Most games' gunfire pops – Battlefield 3's roars. It features some of the most aggressive use of positional audio I've heard, and it really works to establish the feel of the campaign. While Operation Guillotine starts off slowly, with a quick sitrep courtesy of your commanding officer's discussion with Haymaker squad, you're in the, er, poop, soon enough.
Explosions rocked me as I raced down a hill with the rest of the fireteams involved in Guillotine's assault. As rockets exploded in the distance, there was a distinct difference in tonal quality to the whumps and booms. NPCs don't raise their voices, they shout like their lives depend on you hearing what they have to say.
Having seen Modern Warfare 3 in a similar capacity, it's sound, not visuals, that sets Battlefield 3 apart so much. It isn't that Modern Warfare 3 sounds bad, exactly. It's just not Battlefield. And it's good that there's that distinction, because spending an admittedly limited 15 minutes with Operation Guillotine, Battlefield 3 doesn't play much differently – at least on this level.

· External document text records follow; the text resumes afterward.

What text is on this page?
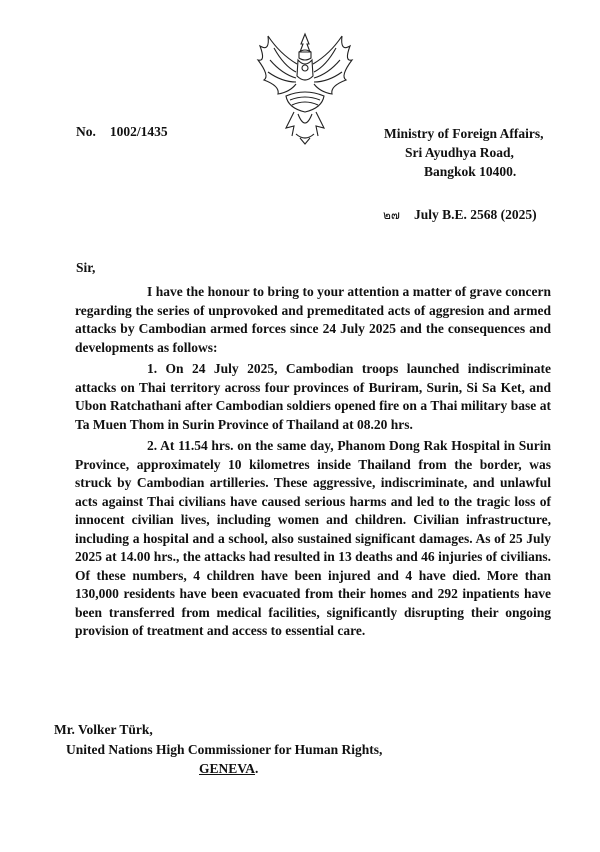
No. 1002/1435	Ministry of Foreign Affairs,
Sri Ayudhya Road,
Bangkok 10400.
๒๗ July B.E. 2568 (2025)
Sir,

I have the honour to bring to your attention a matter of grave concern regarding the series of unprovoked and premeditated acts of aggresion and armed attacks by Cambodian armed forces since 24 July 2025 and the consequences and developments as follows:

1. On 24 July 2025, Cambodian troops launched indiscriminate attacks on Thai territory across four provinces of Buriram, Surin, Si Sa Ket, and Ubon Ratchathani after Cambodian soldiers opened fire on a Thai military base at Ta Muen Thom in Surin Province of Thailand at 08.20 hrs.

2. At 11.54 hrs. on the same day, Phanom Dong Rak Hospital in Surin Province, approximately 10 kilometres inside Thailand from the border, was struck by Cambodian artilleries. These aggressive, indiscriminate, and unlawful acts against Thai civilians have caused serious harms and led to the tragic loss of innocent civilian lives, including women and children. Civilian infrastructure, including a hospital and a school, also sustained significant damages. As of 25 July 2025 at 14.00 hrs., the attacks had resulted in 13 deaths and 46 injuries of civilians. Of these numbers, 4 children have been injured and 4 have died. More than 130,000 residents have been evacuated from their homes and 292 inpatients have been transferred from medical facilities, significantly disrupting their ongoing provision of treatment and access to essential care.

Mr. Volker Türk,
United Nations High Commissioner for Human Rights,
GENEVA.
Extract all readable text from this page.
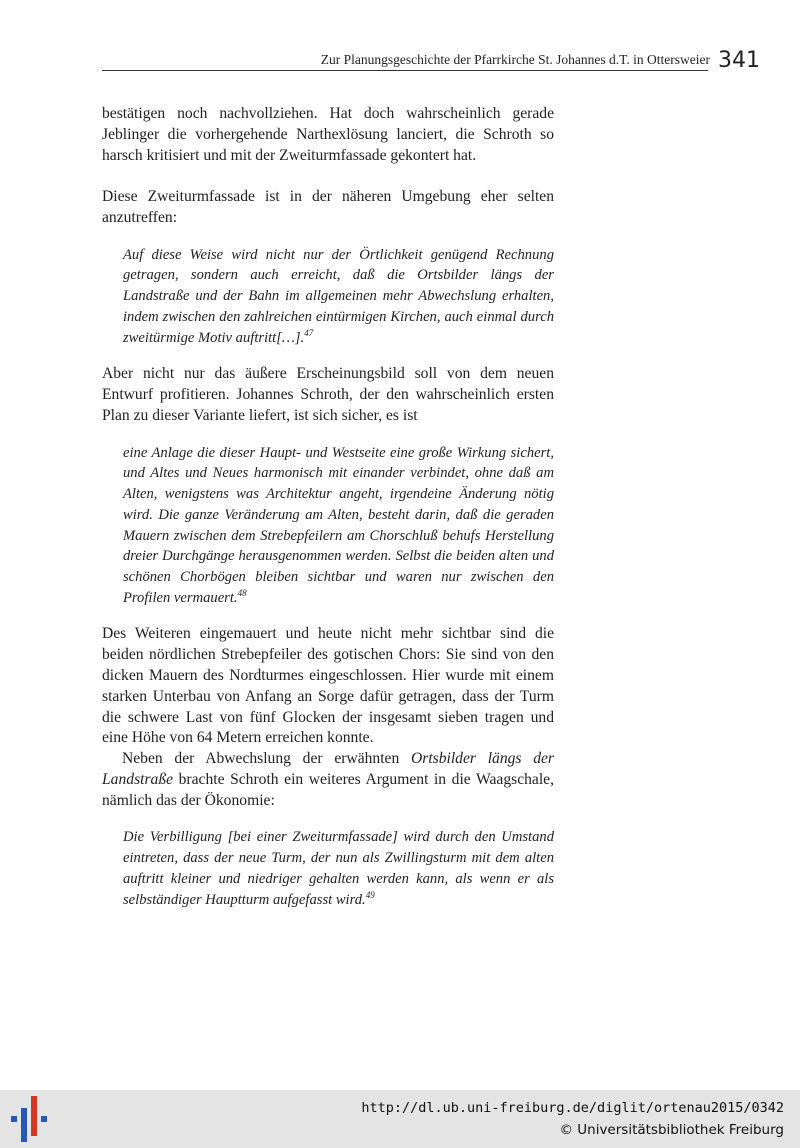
Zur Planungsgeschichte der Pfarrkirche St. Johannes d.T. in Ottersweier 341

bestätigen noch nachvollziehen. Hat doch wahrscheinlich gerade Jeblinger die vorhergehende Narthexlösung lanciert, die Schroth so harsch kritisiert und mit der Zweiturmfassade gekontert hat.

Diese Zweiturmfassade ist in der näheren Umgebung eher selten anzutreffen:

Auf diese Weise wird nicht nur der Örtlichkeit genügend Rechnung getragen, sondern auch erreicht, daß die Ortsbilder längs der Landstraße und der Bahn im allgemeinen mehr Abwechslung erhalten, indem zwischen den zahlreichen eintürmigen Kirchen, auch einmal durch zweitürmige Motiv auftritt[…].$^{47}$

Aber nicht nur das äußere Erscheinungsbild soll von dem neuen Entwurf profitieren. Johannes Schroth, der den wahrscheinlich ersten Plan zu dieser Variante liefert, ist sich sicher, es ist

eine Anlage die dieser Haupt- und Westseite eine große Wirkung sichert, und Altes und Neues harmonisch mit einander verbindet, ohne daß am Alten, wenigstens was Architektur angeht, irgendeine Änderung nötig wird. Die ganze Veränderung am Alten, besteht darin, daß die geraden Mauern zwischen dem Strebepfeilern am Chorschluß behufs Herstellung dreier Durchgänge herausgenommen werden. Selbst die beiden alten und schönen Chorbögen bleiben sichtbar und waren nur zwischen den Profilen vermauert.$^{48}$

Des Weiteren eingemauert und heute nicht mehr sichtbar sind die beiden nördlichen Strebepfeiler des gotischen Chors: Sie sind von den dicken Mauern des Nordturmes eingeschlossen. Hier wurde mit einem starken Unterbau von Anfang an Sorge dafür getragen, dass der Turm die schwere Last von fünf Glocken der insgesamt sieben tragen und eine Höhe von 64 Metern erreichen konnte.

Neben der Abwechslung der erwähnten Ortsbilder längs der Landstraße brachte Schroth ein weiteres Argument in die Waagschale, nämlich das der Ökonomie:

Die Verbilligung [bei einer Zweiturmfassade] wird durch den Umstand eintreten, dass der neue Turm, der nun als Zwillingsturm mit dem alten auftritt kleiner und niedriger gehalten werden kann, als wenn er als selbständiger Hauptturm aufgefasst wird.$^{49}$

http://dl.ub.uni-freiburg.de/diglit/ortenau2015/0342
© Universitätsbibliothek Freiburg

The guns have multiple fire modes, and I appreciated being able to set my G3 to semi-automatic fire, but my play style fell directly into the Call of Duty habits I've developed over the years, right down to using the aim-down-sights zoom to do most of my aiming for me. Operation Guillotine is pretty funneled, and as great as it looks, and as great as it sounds, when I went to the door of a building full of insurgents and couldn't blast it off its hinges with a shotgun... well, I was disappointed.
It doesn't play badly. I still had fun. But my brief time with Battlefield 3's campaign didn't feel as Battlefield-ish as I'd like. Still, we'll have to see how the full campaign turns out when it releases next month. And please, warn your neighbors.